The picture shown here (Marc is on the right) is from our first trip to France together, in the autumn of 1999.  Marc, myself, and Peter Glidden met up in Lyons and drove down the Rhone River, eating terrific food, drinking amazing wine, and getting to know winemakers.  In the picture, we’re standing on a hill on the west bank of the Rhone River, looking across to the Hermitage hill and vineyards, where the Rhone makes a bend and exposes the steep rocky vineyards to wind and sun, causing the Syrah to struggle and thus gain complexity beyond that normally seen in southern or especially domestic wines.  Hermitage was Marc’s "home" in the wine world.
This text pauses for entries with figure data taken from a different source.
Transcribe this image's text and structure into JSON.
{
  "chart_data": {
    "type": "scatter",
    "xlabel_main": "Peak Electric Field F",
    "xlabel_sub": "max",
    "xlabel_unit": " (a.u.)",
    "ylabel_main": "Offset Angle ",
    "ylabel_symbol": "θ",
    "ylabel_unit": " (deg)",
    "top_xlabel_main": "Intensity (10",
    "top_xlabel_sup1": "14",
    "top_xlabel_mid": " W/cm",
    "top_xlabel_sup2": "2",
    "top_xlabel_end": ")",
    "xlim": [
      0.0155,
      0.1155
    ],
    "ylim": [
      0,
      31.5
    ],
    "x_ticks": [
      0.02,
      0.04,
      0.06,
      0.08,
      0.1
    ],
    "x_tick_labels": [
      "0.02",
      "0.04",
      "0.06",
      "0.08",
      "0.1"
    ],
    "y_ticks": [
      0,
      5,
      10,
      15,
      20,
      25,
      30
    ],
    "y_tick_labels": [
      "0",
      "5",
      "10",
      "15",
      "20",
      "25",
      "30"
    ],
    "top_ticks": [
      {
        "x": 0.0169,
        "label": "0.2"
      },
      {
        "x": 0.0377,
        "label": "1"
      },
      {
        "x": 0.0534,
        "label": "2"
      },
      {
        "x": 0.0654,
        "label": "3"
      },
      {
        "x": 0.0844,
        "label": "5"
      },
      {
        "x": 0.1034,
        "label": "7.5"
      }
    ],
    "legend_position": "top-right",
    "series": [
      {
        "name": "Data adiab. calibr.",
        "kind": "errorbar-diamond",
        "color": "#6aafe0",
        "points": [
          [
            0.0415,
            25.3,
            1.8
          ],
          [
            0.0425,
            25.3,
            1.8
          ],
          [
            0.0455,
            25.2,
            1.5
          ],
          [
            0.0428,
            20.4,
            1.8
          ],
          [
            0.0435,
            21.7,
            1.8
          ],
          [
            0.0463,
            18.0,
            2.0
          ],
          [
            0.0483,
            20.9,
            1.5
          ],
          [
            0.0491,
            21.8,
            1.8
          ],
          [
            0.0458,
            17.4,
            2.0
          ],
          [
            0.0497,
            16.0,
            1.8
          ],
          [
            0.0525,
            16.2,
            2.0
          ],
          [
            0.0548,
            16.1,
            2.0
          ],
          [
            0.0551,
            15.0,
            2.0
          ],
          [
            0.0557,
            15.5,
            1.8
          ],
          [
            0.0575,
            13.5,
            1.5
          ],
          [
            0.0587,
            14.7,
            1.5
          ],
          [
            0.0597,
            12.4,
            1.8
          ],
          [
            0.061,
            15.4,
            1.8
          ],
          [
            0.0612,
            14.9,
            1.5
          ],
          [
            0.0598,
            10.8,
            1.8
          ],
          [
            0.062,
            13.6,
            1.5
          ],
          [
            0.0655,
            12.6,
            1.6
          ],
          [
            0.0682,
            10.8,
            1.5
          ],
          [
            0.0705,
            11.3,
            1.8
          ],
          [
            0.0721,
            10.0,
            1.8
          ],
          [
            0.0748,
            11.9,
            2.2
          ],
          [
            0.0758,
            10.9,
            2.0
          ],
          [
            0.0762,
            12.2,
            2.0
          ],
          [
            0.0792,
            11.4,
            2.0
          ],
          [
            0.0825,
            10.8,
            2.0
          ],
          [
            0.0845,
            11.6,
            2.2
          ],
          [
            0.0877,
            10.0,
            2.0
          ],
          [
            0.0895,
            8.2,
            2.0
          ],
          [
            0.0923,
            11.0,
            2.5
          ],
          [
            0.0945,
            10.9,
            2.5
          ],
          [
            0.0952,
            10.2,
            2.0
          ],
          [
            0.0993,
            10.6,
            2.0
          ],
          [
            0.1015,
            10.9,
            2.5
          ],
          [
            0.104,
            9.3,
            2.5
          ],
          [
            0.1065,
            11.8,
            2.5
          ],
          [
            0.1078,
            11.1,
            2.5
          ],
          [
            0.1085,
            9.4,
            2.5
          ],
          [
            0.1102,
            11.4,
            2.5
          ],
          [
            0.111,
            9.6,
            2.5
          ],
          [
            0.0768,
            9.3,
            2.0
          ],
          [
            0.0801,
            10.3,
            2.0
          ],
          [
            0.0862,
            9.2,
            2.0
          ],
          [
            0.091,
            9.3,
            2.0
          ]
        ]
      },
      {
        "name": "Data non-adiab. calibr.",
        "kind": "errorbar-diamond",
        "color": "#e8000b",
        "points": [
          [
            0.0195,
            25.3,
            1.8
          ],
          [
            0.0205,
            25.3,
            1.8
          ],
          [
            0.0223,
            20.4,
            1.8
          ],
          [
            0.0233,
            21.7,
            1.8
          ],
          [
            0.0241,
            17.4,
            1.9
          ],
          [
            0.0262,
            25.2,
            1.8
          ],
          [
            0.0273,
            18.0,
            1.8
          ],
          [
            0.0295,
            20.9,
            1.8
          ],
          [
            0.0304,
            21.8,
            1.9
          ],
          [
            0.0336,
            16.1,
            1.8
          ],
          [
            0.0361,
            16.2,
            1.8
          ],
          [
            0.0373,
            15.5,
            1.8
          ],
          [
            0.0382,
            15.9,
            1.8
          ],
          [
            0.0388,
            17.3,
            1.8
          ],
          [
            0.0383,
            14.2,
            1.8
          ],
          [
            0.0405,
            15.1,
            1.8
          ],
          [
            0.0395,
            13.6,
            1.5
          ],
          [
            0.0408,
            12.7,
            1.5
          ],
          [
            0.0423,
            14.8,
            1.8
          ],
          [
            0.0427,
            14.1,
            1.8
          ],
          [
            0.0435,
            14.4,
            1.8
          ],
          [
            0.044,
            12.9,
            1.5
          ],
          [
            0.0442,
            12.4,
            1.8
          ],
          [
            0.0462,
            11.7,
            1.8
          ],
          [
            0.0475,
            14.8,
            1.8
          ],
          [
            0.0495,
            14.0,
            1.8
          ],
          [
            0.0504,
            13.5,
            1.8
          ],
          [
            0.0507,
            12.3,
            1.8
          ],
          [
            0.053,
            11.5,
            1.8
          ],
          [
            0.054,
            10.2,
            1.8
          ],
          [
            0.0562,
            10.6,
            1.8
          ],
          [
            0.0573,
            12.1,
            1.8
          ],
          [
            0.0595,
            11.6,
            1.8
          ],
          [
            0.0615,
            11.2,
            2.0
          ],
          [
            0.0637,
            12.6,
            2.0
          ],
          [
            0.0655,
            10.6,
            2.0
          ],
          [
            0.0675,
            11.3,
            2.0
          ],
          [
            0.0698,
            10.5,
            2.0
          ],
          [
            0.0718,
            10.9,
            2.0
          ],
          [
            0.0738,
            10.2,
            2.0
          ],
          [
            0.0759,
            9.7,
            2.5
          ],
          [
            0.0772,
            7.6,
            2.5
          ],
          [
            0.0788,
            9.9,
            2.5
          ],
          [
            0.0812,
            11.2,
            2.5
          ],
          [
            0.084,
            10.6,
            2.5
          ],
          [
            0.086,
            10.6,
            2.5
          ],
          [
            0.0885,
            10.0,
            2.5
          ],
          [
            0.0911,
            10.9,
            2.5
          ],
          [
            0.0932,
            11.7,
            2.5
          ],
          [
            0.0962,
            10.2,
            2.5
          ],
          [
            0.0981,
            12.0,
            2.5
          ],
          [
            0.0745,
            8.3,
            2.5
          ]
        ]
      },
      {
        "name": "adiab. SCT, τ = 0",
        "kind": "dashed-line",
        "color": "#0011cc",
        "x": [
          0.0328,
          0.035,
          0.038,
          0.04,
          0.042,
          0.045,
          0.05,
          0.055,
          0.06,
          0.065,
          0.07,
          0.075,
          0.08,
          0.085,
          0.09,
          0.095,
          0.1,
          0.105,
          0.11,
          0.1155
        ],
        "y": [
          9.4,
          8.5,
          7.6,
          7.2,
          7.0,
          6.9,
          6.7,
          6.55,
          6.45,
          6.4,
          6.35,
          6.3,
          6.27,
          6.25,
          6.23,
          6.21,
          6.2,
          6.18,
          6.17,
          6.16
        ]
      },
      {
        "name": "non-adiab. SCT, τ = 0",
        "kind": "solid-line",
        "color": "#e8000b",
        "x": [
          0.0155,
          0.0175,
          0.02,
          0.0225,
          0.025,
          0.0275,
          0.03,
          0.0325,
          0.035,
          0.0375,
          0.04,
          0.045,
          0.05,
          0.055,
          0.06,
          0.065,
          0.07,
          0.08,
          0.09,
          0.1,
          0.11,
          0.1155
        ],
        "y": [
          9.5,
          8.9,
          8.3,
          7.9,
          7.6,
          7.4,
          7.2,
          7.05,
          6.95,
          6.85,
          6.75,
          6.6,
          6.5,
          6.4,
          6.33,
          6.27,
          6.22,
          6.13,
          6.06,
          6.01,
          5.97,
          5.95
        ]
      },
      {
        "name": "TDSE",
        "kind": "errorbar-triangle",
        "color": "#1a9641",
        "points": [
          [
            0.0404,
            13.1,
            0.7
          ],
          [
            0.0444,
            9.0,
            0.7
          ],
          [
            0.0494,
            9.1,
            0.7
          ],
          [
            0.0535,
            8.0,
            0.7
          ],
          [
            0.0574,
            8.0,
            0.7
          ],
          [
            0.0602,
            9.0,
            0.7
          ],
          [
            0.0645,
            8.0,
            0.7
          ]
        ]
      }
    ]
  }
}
This trip was our first visit to the cellars of Jean-Louis Chave, the incomparable maker of Hermitage, St. Joseph, vin de Paille, and now the Mon Coeur Cotes du Rhone.  Our first dinner together on that trip, at Le Beau Rivage in Condrieu, was terrific, but merely a taste of things to come.  While staying at Les Florets in Gigondas, we nearly plunged our mini-van off the narrow, steep road leading up the Dentelles de Montmirail, and had to be pulled back onto the road.  The car was insured, but its cargo of wines was not, and we all breathed a sigh of relief. 
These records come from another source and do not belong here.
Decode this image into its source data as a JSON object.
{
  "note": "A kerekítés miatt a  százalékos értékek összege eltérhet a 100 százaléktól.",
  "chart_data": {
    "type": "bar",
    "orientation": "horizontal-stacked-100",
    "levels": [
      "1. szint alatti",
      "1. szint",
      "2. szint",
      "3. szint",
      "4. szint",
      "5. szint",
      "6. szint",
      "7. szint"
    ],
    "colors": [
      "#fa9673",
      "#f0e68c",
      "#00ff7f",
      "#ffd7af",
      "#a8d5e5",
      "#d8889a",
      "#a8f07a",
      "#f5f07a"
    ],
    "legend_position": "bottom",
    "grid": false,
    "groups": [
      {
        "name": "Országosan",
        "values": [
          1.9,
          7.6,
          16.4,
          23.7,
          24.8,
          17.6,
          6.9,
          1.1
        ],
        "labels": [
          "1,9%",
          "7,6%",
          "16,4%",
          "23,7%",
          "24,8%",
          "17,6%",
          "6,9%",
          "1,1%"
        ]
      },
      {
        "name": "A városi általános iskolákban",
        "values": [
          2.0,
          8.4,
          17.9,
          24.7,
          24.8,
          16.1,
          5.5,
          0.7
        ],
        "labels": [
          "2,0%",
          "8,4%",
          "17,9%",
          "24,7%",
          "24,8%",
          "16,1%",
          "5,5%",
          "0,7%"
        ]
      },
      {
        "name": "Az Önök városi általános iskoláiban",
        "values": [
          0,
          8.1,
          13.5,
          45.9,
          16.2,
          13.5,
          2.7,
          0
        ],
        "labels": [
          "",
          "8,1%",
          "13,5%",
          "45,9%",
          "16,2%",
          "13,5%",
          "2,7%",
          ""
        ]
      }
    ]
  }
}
But our best evening was at the end of our trip, with dinner at Beaugraviere, in Mondragon.  Beaugraviere, a classic French country restaurant run by chef Guy Jullien, makes a particular specialty of truffles, and at the time had the most spectacular wine list I’d ever seen.  Each of us, as wine enthusiasts, was given a weighty novel-sized book, with each page listing a different producer, with a long list of the vintages available.  Marc, Peter, and I read in silence for minutes, each compiling a list of likely candidates.  Most of the bottles hadn’t moved since their purchase or release, meaning that old vintages from the 50’s, 60’s or older would still be in pristine condition.  Our choices, to complement Jullien’s cuisine, were the 1978 Guigal La Landonne to start, the incomparable 1961 Jaboulet La Chapelle, and an incredibly rare bottle of 1929 Chave Hermitage.  The three of us couldn’t believe our luck in having such an amazing ending to our trip.   After the restaurant closed, we sat and shared the last of our wines with Jullien, who broke out an amazing and rare oddity — a sweet marc (or grappa) made by Chateau Rayas in 1945 but never commercially released.  A perfect end to our trip together. 
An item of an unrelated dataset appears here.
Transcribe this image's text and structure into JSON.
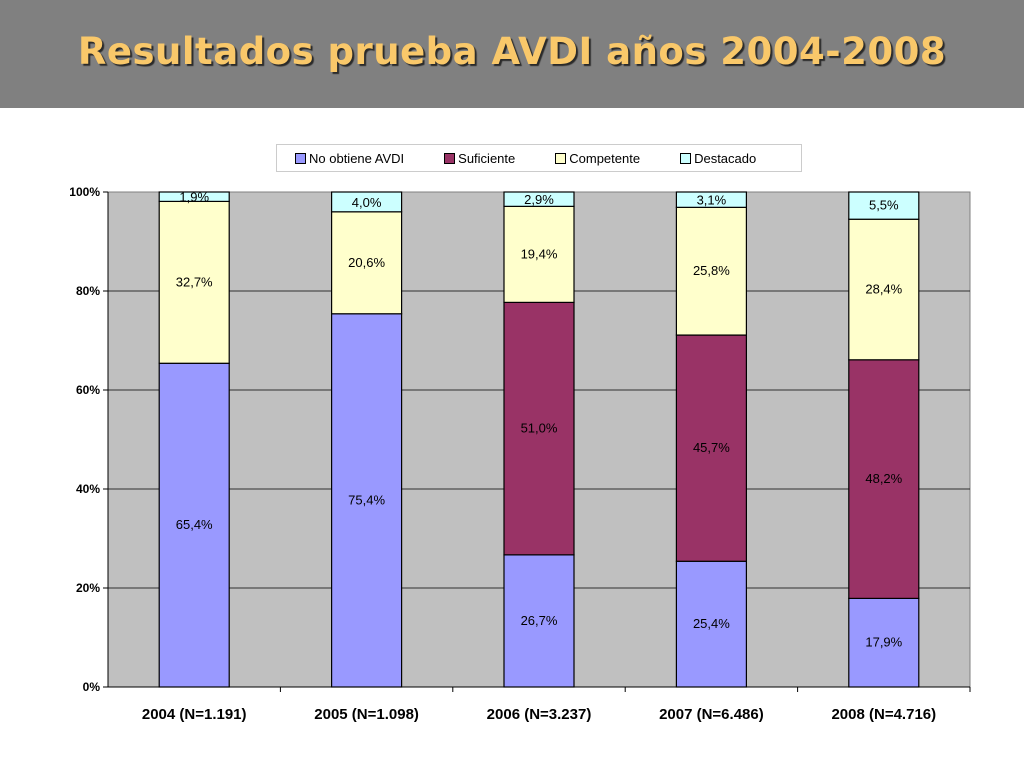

Given busy lives and responsibilities, we didn’t see each other as often as we’d have liked, although oddly enough my moving to San Juan Island and Marc’s plane crash earlier this summer brought us together much more lately than otherwise would have been the case, and I’m grateful for that.   Several times lately, I’ve found myself reading something and thinking, "I should send this to Marc."  But our conversations are done now, and Marc lives now in the memories of his friends and family.  These will be memories of energy and exuberance and a passion for life.  None of us who knew and loved him will easily or quickly forget how he brought all of these qualities into our lives in abundance.